(모델 요약) Lightweight Llama Models(blog)

  • designed the current quantization scheme with PyTorch’s ExecuTorch inference framework and Arm CPU backend in mind

  • Quantization scheme
    • quantize all linear layers in all transformer blocks to a 4-bit groupwise scheme (with a group size of 32) for weights and 8-bit per-token dynamic quantization for activations.
    • The classification layer is quantized to 8-bit per-channel for weight and 8-bit per-token dynamic quantization for activation.

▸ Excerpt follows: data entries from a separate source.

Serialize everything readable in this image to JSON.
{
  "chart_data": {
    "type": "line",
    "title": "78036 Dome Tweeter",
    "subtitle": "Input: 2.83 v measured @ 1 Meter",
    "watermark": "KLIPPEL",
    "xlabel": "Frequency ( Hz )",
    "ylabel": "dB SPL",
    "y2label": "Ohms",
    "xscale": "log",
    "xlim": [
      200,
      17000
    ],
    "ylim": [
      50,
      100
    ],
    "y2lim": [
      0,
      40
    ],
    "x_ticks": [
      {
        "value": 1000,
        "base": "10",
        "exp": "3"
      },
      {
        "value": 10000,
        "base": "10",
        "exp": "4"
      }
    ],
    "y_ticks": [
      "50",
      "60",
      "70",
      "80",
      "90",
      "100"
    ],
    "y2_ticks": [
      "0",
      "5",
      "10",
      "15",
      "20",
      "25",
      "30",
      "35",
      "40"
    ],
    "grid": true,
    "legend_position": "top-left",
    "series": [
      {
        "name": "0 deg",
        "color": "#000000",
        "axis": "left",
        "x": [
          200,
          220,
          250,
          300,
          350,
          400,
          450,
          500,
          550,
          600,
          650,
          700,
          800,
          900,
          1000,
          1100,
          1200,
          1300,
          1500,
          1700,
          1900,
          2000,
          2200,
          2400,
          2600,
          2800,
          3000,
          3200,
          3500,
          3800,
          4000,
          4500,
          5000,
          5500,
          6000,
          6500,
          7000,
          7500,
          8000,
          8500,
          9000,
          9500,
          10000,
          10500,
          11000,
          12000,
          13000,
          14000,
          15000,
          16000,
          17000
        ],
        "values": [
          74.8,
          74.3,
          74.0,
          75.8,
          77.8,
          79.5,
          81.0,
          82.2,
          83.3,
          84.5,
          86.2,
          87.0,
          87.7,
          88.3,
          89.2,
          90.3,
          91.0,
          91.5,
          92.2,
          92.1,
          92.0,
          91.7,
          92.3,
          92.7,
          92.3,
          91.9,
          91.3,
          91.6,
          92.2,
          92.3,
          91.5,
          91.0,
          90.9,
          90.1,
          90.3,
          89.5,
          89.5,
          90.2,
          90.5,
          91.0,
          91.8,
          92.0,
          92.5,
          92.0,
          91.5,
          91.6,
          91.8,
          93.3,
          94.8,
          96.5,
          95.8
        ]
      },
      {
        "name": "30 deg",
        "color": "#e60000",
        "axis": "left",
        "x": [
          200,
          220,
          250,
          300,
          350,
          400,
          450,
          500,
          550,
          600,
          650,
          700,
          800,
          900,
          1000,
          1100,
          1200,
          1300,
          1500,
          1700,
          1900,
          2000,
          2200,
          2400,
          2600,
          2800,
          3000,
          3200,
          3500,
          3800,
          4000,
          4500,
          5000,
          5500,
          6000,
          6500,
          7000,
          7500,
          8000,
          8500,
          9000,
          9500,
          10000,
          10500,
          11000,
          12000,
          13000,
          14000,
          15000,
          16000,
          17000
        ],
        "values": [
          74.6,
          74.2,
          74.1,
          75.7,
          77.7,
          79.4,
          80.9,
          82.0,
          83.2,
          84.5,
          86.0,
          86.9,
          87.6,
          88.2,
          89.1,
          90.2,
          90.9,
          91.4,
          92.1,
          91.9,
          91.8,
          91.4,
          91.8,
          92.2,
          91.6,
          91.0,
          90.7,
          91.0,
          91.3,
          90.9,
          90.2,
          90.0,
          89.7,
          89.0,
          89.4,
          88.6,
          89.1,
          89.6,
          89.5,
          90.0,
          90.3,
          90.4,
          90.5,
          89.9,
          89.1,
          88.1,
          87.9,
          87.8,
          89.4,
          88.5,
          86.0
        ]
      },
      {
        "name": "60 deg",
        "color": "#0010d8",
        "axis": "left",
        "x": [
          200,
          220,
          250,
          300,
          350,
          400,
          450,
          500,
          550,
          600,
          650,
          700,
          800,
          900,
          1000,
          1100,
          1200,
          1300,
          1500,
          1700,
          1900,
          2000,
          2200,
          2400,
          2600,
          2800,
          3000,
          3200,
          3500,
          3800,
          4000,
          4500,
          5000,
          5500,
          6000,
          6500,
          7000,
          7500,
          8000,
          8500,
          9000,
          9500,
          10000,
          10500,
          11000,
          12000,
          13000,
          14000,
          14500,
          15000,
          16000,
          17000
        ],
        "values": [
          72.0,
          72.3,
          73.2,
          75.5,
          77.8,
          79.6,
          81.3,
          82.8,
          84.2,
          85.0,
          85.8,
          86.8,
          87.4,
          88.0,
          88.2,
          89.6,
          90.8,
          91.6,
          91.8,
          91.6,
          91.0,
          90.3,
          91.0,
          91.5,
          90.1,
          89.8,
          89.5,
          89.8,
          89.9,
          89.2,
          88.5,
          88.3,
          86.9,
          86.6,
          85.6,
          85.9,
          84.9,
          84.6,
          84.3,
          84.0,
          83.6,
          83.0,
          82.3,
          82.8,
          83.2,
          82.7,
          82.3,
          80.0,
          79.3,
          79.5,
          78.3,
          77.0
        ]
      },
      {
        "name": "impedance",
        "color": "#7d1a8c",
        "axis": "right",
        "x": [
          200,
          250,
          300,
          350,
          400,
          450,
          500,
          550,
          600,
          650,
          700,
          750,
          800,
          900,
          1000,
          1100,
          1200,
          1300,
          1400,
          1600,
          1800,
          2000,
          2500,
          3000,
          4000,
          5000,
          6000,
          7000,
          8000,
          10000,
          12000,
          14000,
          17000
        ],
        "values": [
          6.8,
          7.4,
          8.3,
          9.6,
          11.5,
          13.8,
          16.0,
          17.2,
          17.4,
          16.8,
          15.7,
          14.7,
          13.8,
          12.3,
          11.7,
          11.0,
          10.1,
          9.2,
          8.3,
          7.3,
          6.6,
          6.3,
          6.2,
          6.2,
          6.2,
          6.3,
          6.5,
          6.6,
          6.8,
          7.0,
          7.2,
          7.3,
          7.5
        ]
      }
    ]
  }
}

    • an 8-bit per-channel quantization for embedding
  • Quantization-Aware Training with LoRA adaptors
    • utilize BF16 Llama 3.2 model checkpoints obtained after supervised fine-tuning (SFT) and perform an additional full round of SFT training with QAT
    • then freeze the backbone of the QAT model and perform another round of SFT with low-rank adaptation (LoRA) adaptors applied to all layers within the transformer block
    • Finally, fine-tune the resulting model (both backbone and LoRA adaptors) using direct preference optimization (DPO)
  • SpinQuant
    • post-training quantization
    • utilize WikiText, a small calibration dataset, to learn rotation matrices in SpinQuant.
    • rotation matrices enable the smoothing of outliers and facilitate more effective quantization.
    • After this, best practices in quantization such as range setting and generative post-training quantization are applied.